Interior designer Dorothy Draper
Photograph courtesy of The Archives of Dorothy Draper & Co., Inc. (New York)/The Carleton Varney Design Group
A contemporary of Blair’s, Dorothy Draper was a leading interior designer in the 1930s. In an era in which women were seldom seen outside their own well-decorated homes, Draper parlayed the social and political connections nurtured in the parlors of Tuxedo Park into a breakout career. Indeed, Draper began by helping many of her neighbors in the Park create their beautiful homes, but she soon segued to the bustling public forums of hotels, designing legendary interiors for the Drake Hotel in Chicago, the Mayflower Hotel in Washington D.C., and the Hotel Carlyle in New York City. She later added retail stores, hospitals, cars, and even airplanes to her mix — an impossibly wide range of projects marked by their good taste and the ability to stand the test of time.

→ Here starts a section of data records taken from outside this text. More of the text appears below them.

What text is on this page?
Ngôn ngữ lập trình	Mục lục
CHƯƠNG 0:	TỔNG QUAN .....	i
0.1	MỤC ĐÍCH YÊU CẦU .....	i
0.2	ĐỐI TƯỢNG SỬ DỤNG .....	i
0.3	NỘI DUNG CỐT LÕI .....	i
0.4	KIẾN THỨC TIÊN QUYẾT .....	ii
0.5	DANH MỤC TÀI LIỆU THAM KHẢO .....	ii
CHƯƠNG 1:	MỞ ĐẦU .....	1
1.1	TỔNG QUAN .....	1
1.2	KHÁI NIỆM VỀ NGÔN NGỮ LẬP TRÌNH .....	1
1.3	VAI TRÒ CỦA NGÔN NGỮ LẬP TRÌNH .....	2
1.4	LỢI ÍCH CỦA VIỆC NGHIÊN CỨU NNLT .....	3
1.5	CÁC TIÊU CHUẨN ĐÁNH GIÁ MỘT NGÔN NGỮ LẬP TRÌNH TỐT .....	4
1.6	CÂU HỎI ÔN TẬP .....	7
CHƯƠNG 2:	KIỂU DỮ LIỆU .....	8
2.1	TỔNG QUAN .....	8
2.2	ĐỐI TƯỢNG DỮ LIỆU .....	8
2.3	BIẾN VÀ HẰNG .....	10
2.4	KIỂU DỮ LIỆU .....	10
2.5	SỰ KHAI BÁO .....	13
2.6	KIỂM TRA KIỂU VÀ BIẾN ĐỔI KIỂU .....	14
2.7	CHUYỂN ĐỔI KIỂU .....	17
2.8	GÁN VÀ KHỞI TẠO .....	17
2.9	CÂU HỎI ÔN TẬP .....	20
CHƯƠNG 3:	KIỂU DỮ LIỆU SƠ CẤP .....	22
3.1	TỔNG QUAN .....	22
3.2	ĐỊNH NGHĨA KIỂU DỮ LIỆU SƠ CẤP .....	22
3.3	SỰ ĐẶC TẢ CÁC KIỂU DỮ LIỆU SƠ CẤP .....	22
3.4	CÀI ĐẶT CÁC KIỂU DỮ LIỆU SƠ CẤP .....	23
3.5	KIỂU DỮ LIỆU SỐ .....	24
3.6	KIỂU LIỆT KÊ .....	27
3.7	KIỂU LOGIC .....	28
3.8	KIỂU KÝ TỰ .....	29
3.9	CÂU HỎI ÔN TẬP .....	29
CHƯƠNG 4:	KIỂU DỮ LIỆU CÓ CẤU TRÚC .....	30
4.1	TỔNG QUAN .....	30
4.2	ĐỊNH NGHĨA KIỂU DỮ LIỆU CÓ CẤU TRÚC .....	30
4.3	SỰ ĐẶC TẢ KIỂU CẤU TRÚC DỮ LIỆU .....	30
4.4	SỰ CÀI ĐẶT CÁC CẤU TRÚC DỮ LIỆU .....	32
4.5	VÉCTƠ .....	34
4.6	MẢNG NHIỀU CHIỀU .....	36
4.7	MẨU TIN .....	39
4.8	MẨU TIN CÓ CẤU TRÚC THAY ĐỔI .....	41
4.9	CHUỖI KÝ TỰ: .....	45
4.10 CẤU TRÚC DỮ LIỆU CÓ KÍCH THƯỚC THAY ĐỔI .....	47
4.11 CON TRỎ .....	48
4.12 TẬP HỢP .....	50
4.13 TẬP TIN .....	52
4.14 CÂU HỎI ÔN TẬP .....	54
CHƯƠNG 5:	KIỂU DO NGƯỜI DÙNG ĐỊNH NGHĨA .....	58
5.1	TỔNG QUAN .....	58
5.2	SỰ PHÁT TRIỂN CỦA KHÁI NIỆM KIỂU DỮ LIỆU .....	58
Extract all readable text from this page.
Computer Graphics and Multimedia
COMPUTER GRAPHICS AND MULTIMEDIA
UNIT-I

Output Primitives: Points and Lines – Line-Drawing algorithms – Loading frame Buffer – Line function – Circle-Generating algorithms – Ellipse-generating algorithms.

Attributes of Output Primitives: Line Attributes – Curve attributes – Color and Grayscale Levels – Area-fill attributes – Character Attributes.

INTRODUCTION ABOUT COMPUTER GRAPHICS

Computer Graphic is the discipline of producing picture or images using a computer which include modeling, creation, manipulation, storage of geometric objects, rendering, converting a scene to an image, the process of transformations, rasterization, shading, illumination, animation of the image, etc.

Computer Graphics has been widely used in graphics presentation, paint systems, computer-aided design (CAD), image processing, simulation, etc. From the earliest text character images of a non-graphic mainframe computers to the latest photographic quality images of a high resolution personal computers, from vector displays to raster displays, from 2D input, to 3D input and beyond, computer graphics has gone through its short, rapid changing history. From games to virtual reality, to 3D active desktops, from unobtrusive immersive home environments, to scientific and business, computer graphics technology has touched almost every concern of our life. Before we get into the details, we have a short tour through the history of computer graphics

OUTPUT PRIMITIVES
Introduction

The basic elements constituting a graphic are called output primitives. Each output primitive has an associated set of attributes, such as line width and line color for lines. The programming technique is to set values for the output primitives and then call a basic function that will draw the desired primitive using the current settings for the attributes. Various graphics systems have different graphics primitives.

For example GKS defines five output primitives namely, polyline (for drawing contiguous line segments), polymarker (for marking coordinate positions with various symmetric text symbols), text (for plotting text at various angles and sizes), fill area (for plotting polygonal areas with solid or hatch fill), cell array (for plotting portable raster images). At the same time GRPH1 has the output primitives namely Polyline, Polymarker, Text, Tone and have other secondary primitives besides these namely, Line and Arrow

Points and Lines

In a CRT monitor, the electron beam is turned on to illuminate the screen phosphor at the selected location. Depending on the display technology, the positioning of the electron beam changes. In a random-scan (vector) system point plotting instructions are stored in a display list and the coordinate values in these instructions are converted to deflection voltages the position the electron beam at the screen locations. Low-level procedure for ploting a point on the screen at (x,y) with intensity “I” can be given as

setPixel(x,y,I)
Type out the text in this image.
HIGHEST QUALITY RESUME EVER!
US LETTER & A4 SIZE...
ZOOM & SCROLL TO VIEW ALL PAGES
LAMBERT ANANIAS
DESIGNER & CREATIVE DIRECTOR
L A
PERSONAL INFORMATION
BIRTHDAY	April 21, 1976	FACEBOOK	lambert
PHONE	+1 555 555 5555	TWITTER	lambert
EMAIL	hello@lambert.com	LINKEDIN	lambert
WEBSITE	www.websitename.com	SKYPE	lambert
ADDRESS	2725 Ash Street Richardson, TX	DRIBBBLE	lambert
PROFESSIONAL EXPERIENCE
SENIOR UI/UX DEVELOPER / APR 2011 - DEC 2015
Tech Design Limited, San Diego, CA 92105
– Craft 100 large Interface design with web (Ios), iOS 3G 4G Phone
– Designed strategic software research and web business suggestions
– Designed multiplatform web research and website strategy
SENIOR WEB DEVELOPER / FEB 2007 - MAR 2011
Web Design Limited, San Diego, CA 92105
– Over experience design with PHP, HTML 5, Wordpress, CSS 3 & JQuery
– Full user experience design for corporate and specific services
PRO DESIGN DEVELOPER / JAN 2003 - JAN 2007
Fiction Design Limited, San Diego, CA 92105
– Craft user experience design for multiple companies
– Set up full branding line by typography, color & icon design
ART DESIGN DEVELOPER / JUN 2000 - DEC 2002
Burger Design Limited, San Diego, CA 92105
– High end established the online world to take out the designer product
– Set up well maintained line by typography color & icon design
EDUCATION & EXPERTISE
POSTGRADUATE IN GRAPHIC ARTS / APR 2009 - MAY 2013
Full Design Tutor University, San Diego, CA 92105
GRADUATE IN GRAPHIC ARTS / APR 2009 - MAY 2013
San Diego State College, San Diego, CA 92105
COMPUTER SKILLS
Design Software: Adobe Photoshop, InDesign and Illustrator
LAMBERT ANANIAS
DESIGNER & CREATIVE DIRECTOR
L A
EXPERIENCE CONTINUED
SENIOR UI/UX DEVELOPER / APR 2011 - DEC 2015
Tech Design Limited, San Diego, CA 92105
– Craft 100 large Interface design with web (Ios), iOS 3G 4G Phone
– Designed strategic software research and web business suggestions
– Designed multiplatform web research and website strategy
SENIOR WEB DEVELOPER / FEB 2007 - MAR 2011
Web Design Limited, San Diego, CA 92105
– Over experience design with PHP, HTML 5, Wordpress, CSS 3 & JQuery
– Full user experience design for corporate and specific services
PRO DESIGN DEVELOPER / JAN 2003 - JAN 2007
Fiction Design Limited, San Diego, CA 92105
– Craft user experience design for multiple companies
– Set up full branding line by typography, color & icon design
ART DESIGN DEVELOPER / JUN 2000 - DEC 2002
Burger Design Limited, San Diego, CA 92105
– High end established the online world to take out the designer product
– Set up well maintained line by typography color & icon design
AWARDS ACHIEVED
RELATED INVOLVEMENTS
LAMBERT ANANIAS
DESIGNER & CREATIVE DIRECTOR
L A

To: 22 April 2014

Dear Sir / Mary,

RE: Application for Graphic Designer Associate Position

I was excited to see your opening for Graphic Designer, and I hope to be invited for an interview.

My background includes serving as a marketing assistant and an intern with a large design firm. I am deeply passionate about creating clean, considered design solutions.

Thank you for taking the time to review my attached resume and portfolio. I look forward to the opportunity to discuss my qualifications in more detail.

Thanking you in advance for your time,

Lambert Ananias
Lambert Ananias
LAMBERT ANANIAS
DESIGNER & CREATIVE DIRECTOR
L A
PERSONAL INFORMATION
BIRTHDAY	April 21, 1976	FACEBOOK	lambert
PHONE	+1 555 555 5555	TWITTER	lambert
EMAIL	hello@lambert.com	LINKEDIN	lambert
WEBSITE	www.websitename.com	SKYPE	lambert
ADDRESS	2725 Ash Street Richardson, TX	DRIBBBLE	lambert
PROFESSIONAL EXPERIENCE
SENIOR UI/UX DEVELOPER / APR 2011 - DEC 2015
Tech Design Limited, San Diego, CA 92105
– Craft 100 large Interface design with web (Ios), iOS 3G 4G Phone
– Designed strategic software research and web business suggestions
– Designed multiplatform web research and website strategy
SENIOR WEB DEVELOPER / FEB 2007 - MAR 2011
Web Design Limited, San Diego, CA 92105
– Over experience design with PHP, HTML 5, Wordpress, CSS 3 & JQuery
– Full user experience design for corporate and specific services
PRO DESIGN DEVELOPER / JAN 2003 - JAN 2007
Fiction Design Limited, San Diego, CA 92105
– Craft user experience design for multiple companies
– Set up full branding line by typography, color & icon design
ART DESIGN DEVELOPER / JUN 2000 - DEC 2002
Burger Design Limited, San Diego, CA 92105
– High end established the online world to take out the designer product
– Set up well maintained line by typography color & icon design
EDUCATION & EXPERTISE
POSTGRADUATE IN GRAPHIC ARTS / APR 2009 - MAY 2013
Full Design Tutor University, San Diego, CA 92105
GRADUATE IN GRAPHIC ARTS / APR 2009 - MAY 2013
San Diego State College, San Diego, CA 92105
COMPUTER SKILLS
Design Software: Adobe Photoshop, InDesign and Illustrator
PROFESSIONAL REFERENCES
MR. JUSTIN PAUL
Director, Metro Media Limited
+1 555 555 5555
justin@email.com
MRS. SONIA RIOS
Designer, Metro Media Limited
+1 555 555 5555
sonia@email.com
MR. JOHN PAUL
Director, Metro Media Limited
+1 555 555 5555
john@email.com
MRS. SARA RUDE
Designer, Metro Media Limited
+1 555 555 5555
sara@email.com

Etiquette expert Emily Post
Photograph courtesy of The Emily Post Institute Inc.
Hempel describes another Tuxedo Park native, Emily Post, who was equally concerned with good taste — though her chosen arena was manners. The author of Etiquette (reprinted 89 times between 1922 and 1969) was the headstrong daughter of Bruce Price, one of Tuxedo Park’s most important and prolific architects. One of Lorillard’s earliest collaborators on this ambitious community, Price and his family lived in one of the “cottages” he designed there. Daughter Emily grew up saturated in the nuanced, complicated codes of conduct that dictated Tuxedo high society life. Drawing insight from the community’s social swim, Post found a way to codify and explain the manners, conduct, and customs of her tribe: a social anthropologist if ever there was one. At the same time, she had the foresight and the moxie to hone in on this previously uncharted territory and brand it for the world at large.
Women worldwide now owe Emily Post a politely written thank-you note for the way she has helped the men in their lives learn how to open doors and push in chairs, not to mention which fork to use. And like the other three women referenced here and in Hempel’s well-written book, Post probably deserves even more gratitude from the men who lived alongside them in Tuxedo Park over the years. These women enriched the lives of their families to be sure, but also the life of their community at large.
Today, the Tuxedo Park Fire Department and Tuxedo Park Library (both located outside the gates, on Route 17) are also benefiting from the industrious endeavors of a woman from Tuxedo Park. Hempel is donating the proceeds from the sale of Tuxedo Park: Lives, Legacies, Legends to these institutions; the book can be purchased through the “shop” section of the library’s Web site.